Here are a few quick observations:
Class of 2019: Lauterbach continues to set a high bar, but Hayward native Gabby Tremblay, who spent her final two years of high school at Shattuck St. Mary's, a private school in Minnesota, showed she has tremendous potential. The Creighton recruit shot 76-79 at the Wisconsin State Women's Open last month and finished tied for seventh. ... This rankings update reflects the work done by girls playing on boys golf teams in the spring and that group was led by Sheboygan Lutheran senior Emma Egbert, who helped the Crusaders place third in the WIAA Division 3 state tournament; and Wabeno-Laona's Grace Warrner, who qualified for the state tournament individually. Egbert will attend Colorado State and study bio-mechanical engineering but not play golf; Warrner will compete at UW-Stout this fall.
Class of 2020: Swartz has gotten her summer off to a blistering start, highlighted by the opportunity to play in the final group the final day at the Wisconsin State Women's Open, where she tied for fourth. She liked what she saw of Bowling Green and committed once offered a scholarship opportunity last week. Kauflin got off to somewhat of a slow start, which is understandable given that she and her father spent U.S. Open week as a standard bearer and walking scorer, respectively, at Pebble Beach (Calif.). She started to show her form again this past week at the inaugural Wisconsin Dells Junior Championship, where she shot 73-76 to win by 10 shots over 2021 No. 3 Caylie Kotlowski of Stoughton.
Class of 2021: Baranczyk has become the rock of this class and, already this summer, shown a better consistency than she has in past years. The big question remains: What level of college opportunity will that earn her by the time she would like to make a decision at the end of the 2019 golf season. No. 2 Elise Hoven, one of the hardest-working golfers in any class, is starting to show signs of taking her game to the next level.
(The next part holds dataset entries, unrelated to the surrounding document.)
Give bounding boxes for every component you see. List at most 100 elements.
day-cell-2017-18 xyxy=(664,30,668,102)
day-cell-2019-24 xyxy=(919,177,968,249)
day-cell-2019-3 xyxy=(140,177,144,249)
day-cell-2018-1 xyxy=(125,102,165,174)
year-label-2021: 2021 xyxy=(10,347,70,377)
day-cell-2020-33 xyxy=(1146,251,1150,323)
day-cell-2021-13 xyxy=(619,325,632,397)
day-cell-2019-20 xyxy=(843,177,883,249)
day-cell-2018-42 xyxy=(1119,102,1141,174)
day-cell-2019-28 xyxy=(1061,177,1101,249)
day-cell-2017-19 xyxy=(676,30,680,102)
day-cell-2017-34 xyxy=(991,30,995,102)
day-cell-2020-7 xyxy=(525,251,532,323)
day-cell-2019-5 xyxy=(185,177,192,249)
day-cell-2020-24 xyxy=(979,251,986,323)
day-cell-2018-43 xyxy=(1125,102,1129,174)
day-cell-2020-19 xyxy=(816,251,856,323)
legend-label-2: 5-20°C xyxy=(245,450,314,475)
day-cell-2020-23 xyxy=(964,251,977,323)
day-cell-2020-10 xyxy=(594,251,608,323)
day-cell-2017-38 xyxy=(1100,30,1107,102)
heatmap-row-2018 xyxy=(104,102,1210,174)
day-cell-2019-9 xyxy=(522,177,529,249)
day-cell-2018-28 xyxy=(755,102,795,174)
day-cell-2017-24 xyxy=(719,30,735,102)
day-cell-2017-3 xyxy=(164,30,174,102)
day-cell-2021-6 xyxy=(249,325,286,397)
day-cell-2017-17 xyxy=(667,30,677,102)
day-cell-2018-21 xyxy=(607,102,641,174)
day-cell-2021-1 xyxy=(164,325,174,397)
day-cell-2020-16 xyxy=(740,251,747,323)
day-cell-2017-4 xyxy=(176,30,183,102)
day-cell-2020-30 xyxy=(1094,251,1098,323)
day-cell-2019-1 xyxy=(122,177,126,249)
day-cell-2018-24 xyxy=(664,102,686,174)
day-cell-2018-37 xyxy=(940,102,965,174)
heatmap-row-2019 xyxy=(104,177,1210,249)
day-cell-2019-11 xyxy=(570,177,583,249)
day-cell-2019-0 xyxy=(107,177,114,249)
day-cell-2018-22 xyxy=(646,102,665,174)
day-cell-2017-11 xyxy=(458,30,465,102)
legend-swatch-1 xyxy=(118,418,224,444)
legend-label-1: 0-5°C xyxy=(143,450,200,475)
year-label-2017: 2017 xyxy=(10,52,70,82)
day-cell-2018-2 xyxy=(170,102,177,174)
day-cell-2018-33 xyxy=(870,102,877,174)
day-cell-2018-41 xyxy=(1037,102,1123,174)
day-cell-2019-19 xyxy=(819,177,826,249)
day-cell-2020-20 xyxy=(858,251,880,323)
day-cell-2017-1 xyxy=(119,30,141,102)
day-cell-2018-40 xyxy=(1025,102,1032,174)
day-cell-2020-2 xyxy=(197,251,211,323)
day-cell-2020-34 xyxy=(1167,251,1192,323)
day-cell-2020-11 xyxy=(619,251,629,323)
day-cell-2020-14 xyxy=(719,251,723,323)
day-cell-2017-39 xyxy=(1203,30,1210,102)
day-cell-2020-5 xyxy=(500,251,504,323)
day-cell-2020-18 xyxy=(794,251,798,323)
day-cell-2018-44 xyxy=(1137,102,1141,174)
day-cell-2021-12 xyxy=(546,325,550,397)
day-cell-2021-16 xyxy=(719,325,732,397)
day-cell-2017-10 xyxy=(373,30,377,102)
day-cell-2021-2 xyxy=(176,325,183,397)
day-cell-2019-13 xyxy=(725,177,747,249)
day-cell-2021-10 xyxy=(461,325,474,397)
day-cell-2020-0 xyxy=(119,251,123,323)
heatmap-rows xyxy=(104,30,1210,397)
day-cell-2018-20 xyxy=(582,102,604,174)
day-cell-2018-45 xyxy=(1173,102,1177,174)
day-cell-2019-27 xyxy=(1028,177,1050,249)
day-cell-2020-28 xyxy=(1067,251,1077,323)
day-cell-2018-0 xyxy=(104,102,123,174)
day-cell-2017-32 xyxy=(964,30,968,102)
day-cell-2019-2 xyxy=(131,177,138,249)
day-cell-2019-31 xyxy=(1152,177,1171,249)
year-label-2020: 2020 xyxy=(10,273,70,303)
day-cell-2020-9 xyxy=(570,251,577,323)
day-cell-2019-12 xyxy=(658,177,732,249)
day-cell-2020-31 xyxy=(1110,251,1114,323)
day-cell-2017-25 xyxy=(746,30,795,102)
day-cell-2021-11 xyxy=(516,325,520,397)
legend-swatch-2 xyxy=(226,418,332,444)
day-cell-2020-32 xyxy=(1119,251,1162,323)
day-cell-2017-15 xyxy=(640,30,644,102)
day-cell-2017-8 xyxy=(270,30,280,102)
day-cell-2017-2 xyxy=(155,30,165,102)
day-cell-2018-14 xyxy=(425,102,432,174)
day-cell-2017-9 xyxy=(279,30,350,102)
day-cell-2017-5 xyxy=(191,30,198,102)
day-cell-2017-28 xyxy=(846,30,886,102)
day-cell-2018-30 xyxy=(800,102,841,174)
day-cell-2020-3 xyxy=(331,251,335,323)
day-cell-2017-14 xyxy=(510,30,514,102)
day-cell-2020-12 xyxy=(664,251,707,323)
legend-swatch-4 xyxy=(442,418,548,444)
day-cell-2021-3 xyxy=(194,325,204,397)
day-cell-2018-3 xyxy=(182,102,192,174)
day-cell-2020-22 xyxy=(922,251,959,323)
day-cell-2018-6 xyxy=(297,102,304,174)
Stoughton's Kotlowski has perhaps the greatest physical potential of anyone in this class, but it remains to be seen how long Division I college coaches give her to show them that she can take it low with the consistency they want to see.
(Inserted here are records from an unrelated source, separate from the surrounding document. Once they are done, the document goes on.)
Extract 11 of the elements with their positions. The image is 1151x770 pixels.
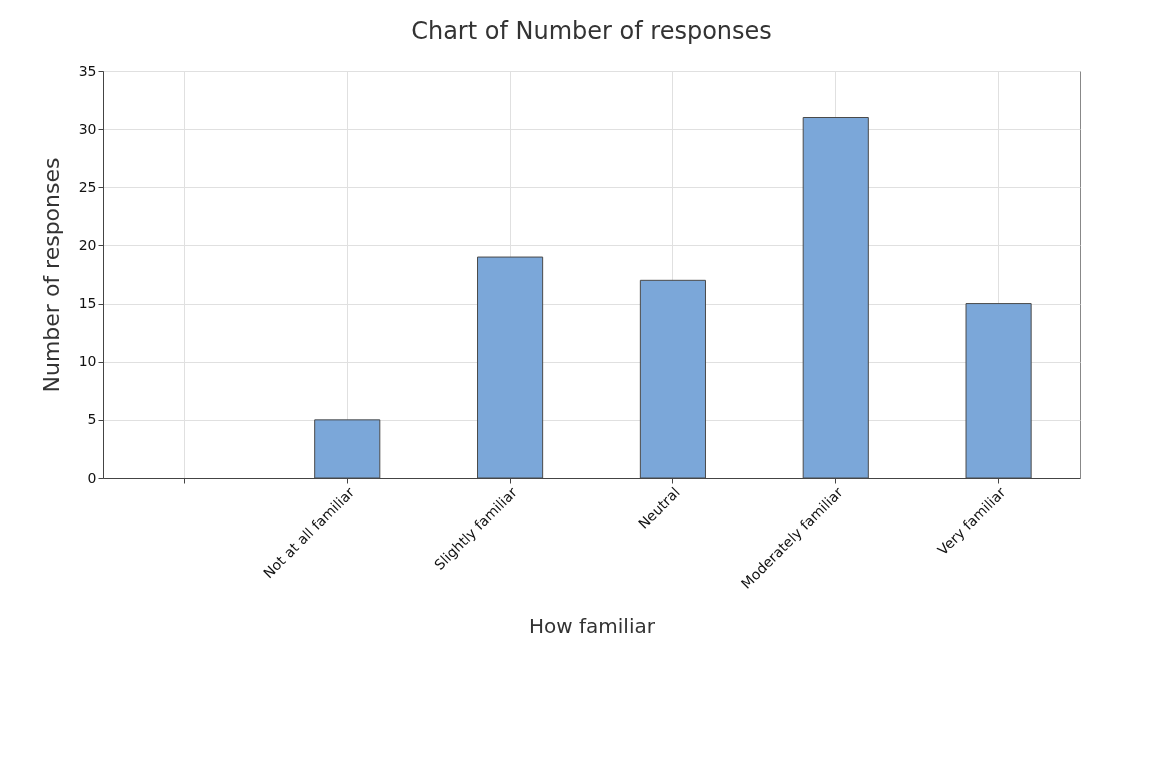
y-tick-label: 15 (78, 295, 97, 312)
y-tick-label: 25 (78, 178, 97, 195)
y-axis-title: Number of responses (38, 157, 64, 393)
x-axis-title: How familiar (529, 613, 656, 638)
y-tick-label: 30 (78, 120, 97, 137)
chart-title: Chart of Number of responses (411, 17, 772, 45)
y-tick-label: 35 (78, 62, 97, 79)
y-tick-label: 5 (87, 411, 97, 428)
y-tick-label: 20 (78, 236, 97, 253)
y-tick-label: 0 (87, 469, 97, 486)
y-tick-label: 10 (78, 353, 97, 370)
Class of 2022: Sarah Balding's appearance in the Drive, Chip & Putt National Finals at Augusta National Golf Club the week before The Masters cemented her name as the No. 1 golfer among this year's freshmen. There has already been a lot of movement this summer among the golfers behind her as they attempt to determine how much competitive golf to play and how rigorous to make their schedules. Inevitably, less is more among the younger classes as they build around the two solid months of daily golf during the high school season.